Étrange destin que celui des deux films de Cooper & Schoedsack : voulus tous deux comme des variations sur le thème imposé du film d’aventure exotique dans la jungle, chacun des films a connu un destin certainement plus large que celui imaginé à l’origine. Que les fantastiques créations de Willis O’Brien dans King Kong assurent un retentissement remarquable au film, s’entend parfaitement, mais rien de tel ne vient différencier Les Chasses du comte Zaroff du serial d’aventure lambda de l’époque. Rien… Sinon une étourdissante maîtrise des mécaniques narratives, une ambiance incroyablement sombre, et une capacité à adapter la nouvelle de Richard Connell.
Ce qu’il y a de bien, avec le cinéma bis, c’est son absence parfaite de scrupule à reprendre ses thèmes dans des déclinaisons d’une passable improbabilité avec le plus parfait aplomb.
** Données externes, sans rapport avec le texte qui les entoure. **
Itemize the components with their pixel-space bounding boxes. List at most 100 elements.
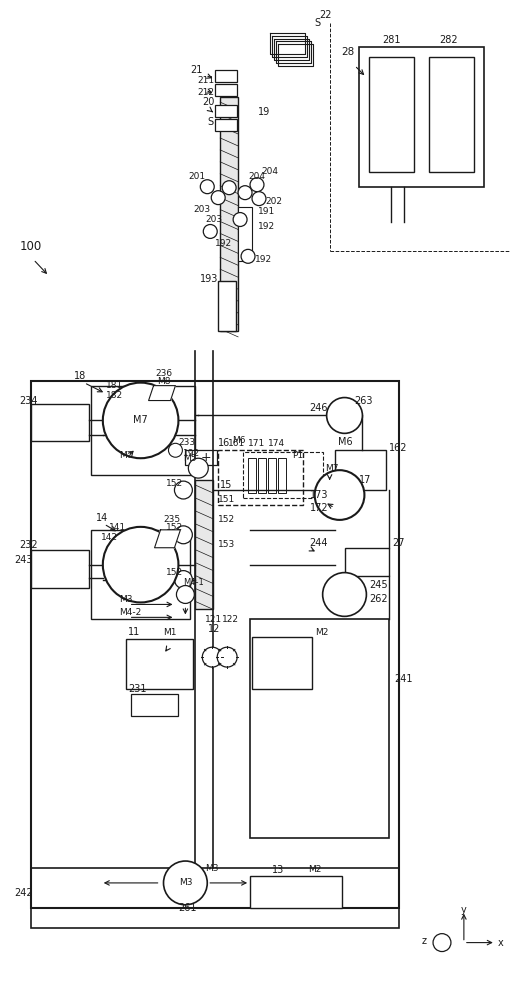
Circle shape bbox=[252, 192, 266, 206]
Bar bbox=[31, 404, 89, 441]
Text: 204: 204 bbox=[261, 167, 278, 176]
Text: 173: 173 bbox=[310, 490, 328, 500]
Text: 212: 212 bbox=[197, 88, 214, 97]
Circle shape bbox=[200, 180, 214, 194]
Text: M8: M8 bbox=[157, 377, 171, 386]
Text: P1: P1 bbox=[292, 451, 303, 460]
Circle shape bbox=[315, 470, 364, 520]
Circle shape bbox=[217, 647, 237, 667]
Text: 202: 202 bbox=[265, 197, 282, 206]
Text: S: S bbox=[315, 18, 321, 28]
Circle shape bbox=[103, 383, 178, 458]
Text: 12: 12 bbox=[208, 624, 221, 634]
Bar bbox=[243, 452, 323, 498]
Text: 153: 153 bbox=[218, 540, 235, 549]
Bar bbox=[258, 458, 266, 493]
Text: 20: 20 bbox=[203, 97, 215, 107]
Text: 161: 161 bbox=[228, 439, 245, 448]
Text: 203: 203 bbox=[193, 205, 210, 214]
Text: 235: 235 bbox=[163, 515, 180, 524]
Circle shape bbox=[174, 481, 192, 499]
Bar bbox=[250, 876, 341, 908]
Text: 241: 241 bbox=[394, 674, 413, 684]
Bar bbox=[220, 97, 238, 331]
Text: 174: 174 bbox=[268, 439, 285, 448]
Text: 242: 242 bbox=[14, 888, 33, 898]
Text: M4-1: M4-1 bbox=[183, 578, 204, 587]
Text: 100: 100 bbox=[20, 240, 42, 253]
Text: z: z bbox=[422, 936, 427, 946]
Text: 14: 14 bbox=[96, 513, 108, 523]
Bar bbox=[250, 619, 389, 838]
Bar bbox=[215, 84, 237, 96]
Text: 15: 15 bbox=[220, 480, 232, 490]
Text: 152: 152 bbox=[166, 568, 182, 577]
Bar bbox=[238, 207, 252, 261]
Bar bbox=[268, 458, 276, 493]
Circle shape bbox=[204, 224, 217, 238]
Text: 22: 22 bbox=[320, 10, 332, 20]
Text: 236: 236 bbox=[156, 369, 173, 378]
Text: 152: 152 bbox=[218, 515, 235, 524]
Text: 193: 193 bbox=[200, 274, 218, 284]
Text: 263: 263 bbox=[355, 396, 373, 406]
Text: 121: 121 bbox=[205, 615, 223, 624]
Bar bbox=[91, 386, 195, 475]
Bar bbox=[186, 450, 217, 465]
Text: 19: 19 bbox=[258, 107, 270, 117]
Text: 142: 142 bbox=[101, 533, 118, 542]
Text: 191: 191 bbox=[258, 207, 275, 216]
Text: 282: 282 bbox=[439, 35, 457, 45]
Text: 152: 152 bbox=[166, 479, 182, 488]
Circle shape bbox=[250, 178, 264, 192]
Text: 152: 152 bbox=[166, 523, 182, 532]
Text: 204: 204 bbox=[248, 172, 265, 181]
Circle shape bbox=[233, 213, 247, 226]
Text: 27: 27 bbox=[392, 538, 405, 548]
Circle shape bbox=[203, 647, 222, 667]
Text: y: y bbox=[461, 905, 467, 915]
Circle shape bbox=[211, 191, 225, 205]
Text: 181: 181 bbox=[106, 381, 123, 390]
Bar bbox=[215, 105, 237, 117]
Text: 234: 234 bbox=[20, 396, 38, 406]
Polygon shape bbox=[155, 530, 180, 548]
Circle shape bbox=[163, 861, 207, 905]
Text: 231: 231 bbox=[128, 684, 147, 694]
Bar bbox=[344, 548, 389, 576]
Bar bbox=[218, 450, 303, 505]
Bar bbox=[215, 70, 237, 82]
Text: 172: 172 bbox=[310, 503, 328, 513]
Text: 21: 21 bbox=[190, 65, 203, 75]
Text: M3: M3 bbox=[205, 864, 219, 873]
Text: M6: M6 bbox=[338, 437, 352, 447]
Bar bbox=[359, 47, 484, 187]
Polygon shape bbox=[149, 386, 175, 401]
Text: 243: 243 bbox=[14, 555, 33, 565]
Text: 201: 201 bbox=[188, 172, 206, 181]
Text: M7: M7 bbox=[133, 415, 148, 425]
Text: 18: 18 bbox=[74, 371, 86, 381]
Text: 232: 232 bbox=[20, 540, 38, 550]
Text: 122: 122 bbox=[222, 615, 239, 624]
Text: 16: 16 bbox=[218, 438, 230, 448]
Circle shape bbox=[323, 573, 366, 616]
Bar bbox=[31, 550, 89, 588]
Circle shape bbox=[174, 526, 192, 544]
Text: x: x bbox=[498, 938, 503, 948]
Circle shape bbox=[174, 571, 192, 589]
Text: 246: 246 bbox=[310, 403, 328, 413]
Bar bbox=[131, 694, 178, 716]
Bar bbox=[429, 57, 474, 172]
Text: 261: 261 bbox=[178, 903, 197, 913]
Bar bbox=[248, 458, 256, 493]
Bar bbox=[370, 57, 414, 172]
Bar bbox=[215, 119, 237, 131]
Bar bbox=[195, 480, 213, 609]
Text: 192: 192 bbox=[183, 449, 200, 458]
Text: 245: 245 bbox=[370, 580, 388, 590]
Text: 233: 233 bbox=[178, 438, 195, 447]
Text: M4-2: M4-2 bbox=[119, 608, 141, 617]
Text: S: S bbox=[207, 117, 213, 127]
Text: M2: M2 bbox=[315, 628, 328, 637]
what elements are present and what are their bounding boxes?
Prenons le singe de King Kong : trois versions officielles, une myriade de films inspirés du principe (citons parmi d’autres La Revanche de King Kong, King Kong contre Godzilla ou l’assez inattendu White Pongo) – le tout pour un personnage devenu un mythe. On ne compte plus les films comptant des Frankenstein, Dracula, loups-garous, momies, et autres Adolf Hitler (si). Les Chasses du comte Zaroff, adapté de la nouvelle The Most Dangerous Game (« le gibier le plus dangereux » / « le jeu le plus dangereux » – l’ambiguïté pouvant très bien être voulue) de Richard Connell, partage avec The Last Man on Earth (Je suis une légende au cinéma) le privilège d’être la nouvelle (ou le concept sorti de celle-ci) certainement parmi les plus adaptés au cinéma.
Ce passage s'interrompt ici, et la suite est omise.